Farmers by profession, the Nahali people rear domestic animals like goats and cows. They aren’t landowners, so labour for wages or share in the seasonal produce of the landlord’s fields. The women wear the traditional Sari and the men wear the dhoti-kurta and turban. They love wearing colourful clothing. Adherents to the Hindu faith, their favourite festivals are Holi, Mahashrivatri and the Bhongrya bazaar, where all-night revelry and performances in dance mark the celebrations at festival times. The dancers dress up as characters from the Hindu Scriptures. The people are extremely superstitious. In the remote, mountainous regions they live in constant fear of death and influences of evil spirits. Very traditional and a close-knit community, they are resistant to outside influences and things have remained unchanged for centuries. They refuse to use any language but their own.

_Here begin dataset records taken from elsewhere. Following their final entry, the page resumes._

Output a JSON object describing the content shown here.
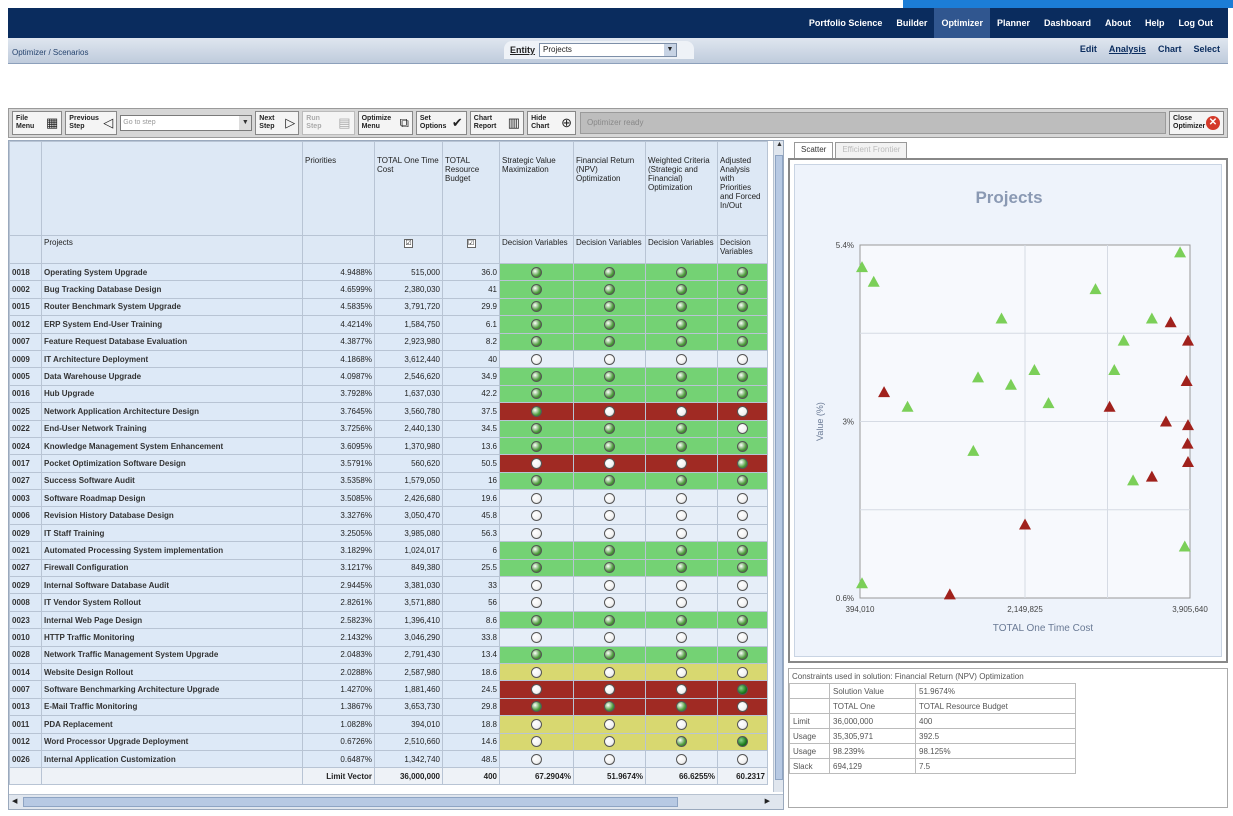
{
  "topnav": {
    "items": [
      "Portfolio Science",
      "Builder",
      "Optimizer",
      "Planner",
      "Dashboard",
      "About",
      "Help",
      "Log Out"
    ],
    "active": "Optimizer"
  },
  "subbar": {
    "breadcrumb": "Optimizer / Scenarios",
    "entity_label": "Entity",
    "entity_value": "Projects",
    "right_tabs": [
      "Edit",
      "Analysis",
      "Chart",
      "Select"
    ],
    "right_active": "Analysis"
  },
  "toolbar": {
    "file_menu": "File Menu",
    "previous_step": "Previous Step",
    "go_to_step_placeholder": "Go to step",
    "next_step": "Next Step",
    "disabled_btn": "Run Step",
    "optimize_menu": "Optimize Menu",
    "set_options": "Set Options",
    "chart_report": "Chart Report",
    "hide_chart": "Hide Chart",
    "message": "Optimizer ready",
    "close_optimizer": "Close Optimizer"
  },
  "grid": {
    "headers": {
      "priorities": "Priorities",
      "total_cost": "TOTAL One Time Cost",
      "total_budget": "TOTAL Resource Budget",
      "strategic": "Strategic Value Maximization",
      "financial": "Financial Return (NPV) Optimization",
      "weighted": "Weighted Criteria (Strategic and Financial) Optimization",
      "adjusted": "Adjusted Analysis with Priorities and Forced In/Out",
      "projects": "Projects",
      "decision": "Decision Variables"
    },
    "rows": [
      {
        "id": "0018",
        "name": "Operating System Upgrade",
        "pri": "4.9488%",
        "cost": "515,000",
        "bud": "36.0",
        "color": "green",
        "s": [
          "on",
          "on",
          "on",
          "on"
        ]
      },
      {
        "id": "0002",
        "name": "Bug Tracking Database Design",
        "pri": "4.6599%",
        "cost": "2,380,030",
        "bud": "41",
        "color": "green",
        "s": [
          "on",
          "on",
          "on",
          "on"
        ]
      },
      {
        "id": "0015",
        "name": "Router Benchmark System Upgrade",
        "pri": "4.5835%",
        "cost": "3,791,720",
        "bud": "29.9",
        "color": "green",
        "s": [
          "on",
          "on",
          "on",
          "on"
        ]
      },
      {
        "id": "0012",
        "name": "ERP System End-User Training",
        "pri": "4.4214%",
        "cost": "1,584,750",
        "bud": "6.1",
        "color": "green",
        "s": [
          "on",
          "on",
          "on",
          "on"
        ]
      },
      {
        "id": "0007",
        "name": "Feature Request Database Evaluation",
        "pri": "4.3877%",
        "cost": "2,923,980",
        "bud": "8.2",
        "color": "green",
        "s": [
          "on",
          "on",
          "on",
          "on"
        ]
      },
      {
        "id": "0009",
        "name": "IT Architecture Deployment",
        "pri": "4.1868%",
        "cost": "3,612,440",
        "bud": "40",
        "color": "white",
        "s": [
          "off",
          "off",
          "off",
          "off"
        ]
      },
      {
        "id": "0005",
        "name": "Data Warehouse Upgrade",
        "pri": "4.0987%",
        "cost": "2,546,620",
        "bud": "34.9",
        "color": "green",
        "s": [
          "on",
          "on",
          "on",
          "on"
        ]
      },
      {
        "id": "0016",
        "name": "Hub Upgrade",
        "pri": "3.7928%",
        "cost": "1,637,030",
        "bud": "42.2",
        "color": "green",
        "s": [
          "on",
          "on",
          "on",
          "on"
        ]
      },
      {
        "id": "0025",
        "name": "Network Application Architecture Design",
        "pri": "3.7645%",
        "cost": "3,560,780",
        "bud": "37.5",
        "color": "red",
        "s": [
          "on",
          "off",
          "off",
          "off"
        ]
      },
      {
        "id": "0022",
        "name": "End-User Network Training",
        "pri": "3.7256%",
        "cost": "2,440,130",
        "bud": "34.5",
        "color": "green",
        "s": [
          "on",
          "on",
          "on",
          "off"
        ]
      },
      {
        "id": "0024",
        "name": "Knowledge Management System Enhancement",
        "pri": "3.6095%",
        "cost": "1,370,980",
        "bud": "13.6",
        "color": "green",
        "s": [
          "on",
          "on",
          "on",
          "on"
        ]
      },
      {
        "id": "0017",
        "name": "Pocket Optimization Software Design",
        "pri": "3.5791%",
        "cost": "560,620",
        "bud": "50.5",
        "color": "red",
        "s": [
          "off",
          "off",
          "off",
          "on"
        ]
      },
      {
        "id": "0027",
        "name": "Success Software Audit",
        "pri": "3.5358%",
        "cost": "1,579,050",
        "bud": "16",
        "color": "green",
        "s": [
          "on",
          "on",
          "on",
          "on"
        ]
      },
      {
        "id": "0003",
        "name": "Software Roadmap Design",
        "pri": "3.5085%",
        "cost": "2,426,680",
        "bud": "19.6",
        "color": "white",
        "s": [
          "off",
          "off",
          "off",
          "off"
        ]
      },
      {
        "id": "0006",
        "name": "Revision History Database Design",
        "pri": "3.3276%",
        "cost": "3,050,470",
        "bud": "45.8",
        "color": "white",
        "s": [
          "off",
          "off",
          "off",
          "off"
        ]
      },
      {
        "id": "0029",
        "name": "IT Staff Training",
        "pri": "3.2505%",
        "cost": "3,985,080",
        "bud": "56.3",
        "color": "white",
        "s": [
          "off",
          "off",
          "off",
          "off"
        ]
      },
      {
        "id": "0021",
        "name": "Automated Processing System implementation",
        "pri": "3.1829%",
        "cost": "1,024,017",
        "bud": "6",
        "color": "green",
        "s": [
          "on",
          "on",
          "on",
          "on"
        ]
      },
      {
        "id": "0027",
        "name": "Firewall Configuration",
        "pri": "3.1217%",
        "cost": "849,380",
        "bud": "25.5",
        "color": "green",
        "s": [
          "on",
          "on",
          "on",
          "on"
        ]
      },
      {
        "id": "0029",
        "name": "Internal Software Database Audit",
        "pri": "2.9445%",
        "cost": "3,381,030",
        "bud": "33",
        "color": "white",
        "s": [
          "off",
          "off",
          "off",
          "off"
        ]
      },
      {
        "id": "0008",
        "name": "IT Vendor System Rollout",
        "pri": "2.8261%",
        "cost": "3,571,880",
        "bud": "56",
        "color": "white",
        "s": [
          "off",
          "off",
          "off",
          "off"
        ]
      },
      {
        "id": "0023",
        "name": "Internal Web Page Design",
        "pri": "2.5823%",
        "cost": "1,396,410",
        "bud": "8.6",
        "color": "green",
        "s": [
          "on",
          "on",
          "on",
          "on"
        ]
      },
      {
        "id": "0010",
        "name": "HTTP Traffic Monitoring",
        "pri": "2.1432%",
        "cost": "3,046,290",
        "bud": "33.8",
        "color": "white",
        "s": [
          "off",
          "off",
          "off",
          "off"
        ]
      },
      {
        "id": "0028",
        "name": "Network Traffic Management System Upgrade",
        "pri": "2.0483%",
        "cost": "2,791,430",
        "bud": "13.4",
        "color": "green",
        "s": [
          "on",
          "on",
          "on",
          "on"
        ]
      },
      {
        "id": "0014",
        "name": "Website Design Rollout",
        "pri": "2.0288%",
        "cost": "2,587,980",
        "bud": "18.6",
        "color": "yellow",
        "s": [
          "off",
          "off",
          "off",
          "off"
        ]
      },
      {
        "id": "0007",
        "name": "Software Benchmarking Architecture Upgrade",
        "pri": "1.4270%",
        "cost": "1,881,460",
        "bud": "24.5",
        "color": "red",
        "s": [
          "off",
          "off",
          "off",
          "dark"
        ]
      },
      {
        "id": "0013",
        "name": "E-Mail Traffic Monitoring",
        "pri": "1.3867%",
        "cost": "3,653,730",
        "bud": "29.8",
        "color": "red",
        "s": [
          "on",
          "on",
          "on",
          "off"
        ]
      },
      {
        "id": "0011",
        "name": "PDA Replacement",
        "pri": "1.0828%",
        "cost": "394,010",
        "bud": "18.8",
        "color": "yellow",
        "s": [
          "off",
          "off",
          "off",
          "off"
        ]
      },
      {
        "id": "0012",
        "name": "Word Processor Upgrade Deployment",
        "pri": "0.6726%",
        "cost": "2,510,660",
        "bud": "14.6",
        "color": "yellow",
        "s": [
          "off",
          "off",
          "on",
          "dark"
        ]
      },
      {
        "id": "0026",
        "name": "Internal Application Customization",
        "pri": "0.6487%",
        "cost": "1,342,740",
        "bud": "48.5",
        "color": "white",
        "s": [
          "off",
          "off",
          "off",
          "off"
        ]
      }
    ],
    "footer": {
      "label": "Limit Vector",
      "cost": "36,000,000",
      "bud": "400",
      "s": "67.2904%",
      "f": "51.9674%",
      "w": "66.6255%",
      "a": "60.2317"
    }
  },
  "chart_tabs": {
    "scatter": "Scatter",
    "frontier": "Efficient Frontier"
  },
  "chart_data": {
    "type": "scatter",
    "title": "Projects",
    "xlabel": "TOTAL One Time Cost",
    "ylabel": "Value (%)",
    "x_ticks": [
      "394,010",
      "2,149,825",
      "3,905,640"
    ],
    "y_ticks": [
      "5.4%",
      "3%",
      "0.6%"
    ],
    "xlim": [
      394010,
      3905640
    ],
    "ylim": [
      0.6,
      5.4
    ],
    "grid": true,
    "series": [
      {
        "color": "#7bcf58",
        "points": [
          [
            394010,
            5.1
          ],
          [
            540000,
            4.9
          ],
          [
            900000,
            3.2
          ],
          [
            1600000,
            2.6
          ],
          [
            1650000,
            3.6
          ],
          [
            1900000,
            4.4
          ],
          [
            2000000,
            3.5
          ],
          [
            2250000,
            3.7
          ],
          [
            2400000,
            3.25
          ],
          [
            2900000,
            4.8
          ],
          [
            3100000,
            3.7
          ],
          [
            3200000,
            4.1
          ],
          [
            3300000,
            2.2
          ],
          [
            3500000,
            4.4
          ],
          [
            3800000,
            5.3
          ],
          [
            3850000,
            1.3
          ],
          [
            394010,
            0.8
          ]
        ]
      },
      {
        "color": "#a0211c",
        "points": [
          [
            650000,
            3.4
          ],
          [
            1350000,
            0.65
          ],
          [
            2150000,
            1.6
          ],
          [
            3050000,
            3.2
          ],
          [
            3500000,
            2.25
          ],
          [
            3650000,
            3.0
          ],
          [
            3700000,
            4.35
          ],
          [
            3870000,
            3.55
          ],
          [
            3880000,
            2.7
          ],
          [
            3930000,
            4.1
          ],
          [
            3950000,
            2.45
          ],
          [
            4050000,
            2.95
          ]
        ]
      }
    ]
  },
  "constraints": {
    "caption": "Constraints used in solution: Financial Return (NPV) Optimization",
    "rows": [
      [
        "",
        "Solution Value",
        "51.9674%"
      ],
      [
        "",
        "TOTAL One",
        "TOTAL Resource Budget"
      ],
      [
        "Limit",
        "36,000,000",
        "400"
      ],
      [
        "Usage",
        "35,305,971",
        "392.5"
      ],
      [
        "Usage",
        "98.239%",
        "98.125%"
      ],
      [
        "Slack",
        "694,129",
        "7.5"
      ]
    ]
  }
}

The Nahali language was only spoken until recently. In 2016, a team of consultants worked with Nahali speakers, providing them with training in linguistic-related areas. They subsequently developed the Nahali orthography which is based on the Marathi Script. For the Nahali people, having their own alphabet has been a tremendous boost to their self-esteem. As people who feel pride in their own language, this is transformational and enables them to be in the driver’s seat of their development. During a follow-up workshop, literacy materials were developed by the speakers themselves. The materials produced, following a pre-designed layout and methodology, include: a pre-reader, books systematically teaching the alphabet with an accompanying story book, a basic mathematics book as well as teacher’s guides, a spelling guide and alphabet chart, all in the Nahali language.
As of January 2020
The Nahali recognise their need for literacy in their mother tongue and have asked for help in starting a literacy project. It is essential for a community to recognise their ‘felt need’ for mother tongue literacy and for them to ‘own’ the work. This ensures sustainability and greater success in the endeavour. Outsiders can continue to provide expertise, raise funds and give on-going input as required, but if they are the ones pushing a project, they will always have to do so. Nahali community members were recently orientated in the next steps of initiating a mother tongue literacy project themselves. With a literacy committee in place, comprising members of the community, they will receive training in how to perform their job of implementing and overseeing a successful project. They will also be trained in how to recruit and train mother tongue teachers to teach using emerging best practices.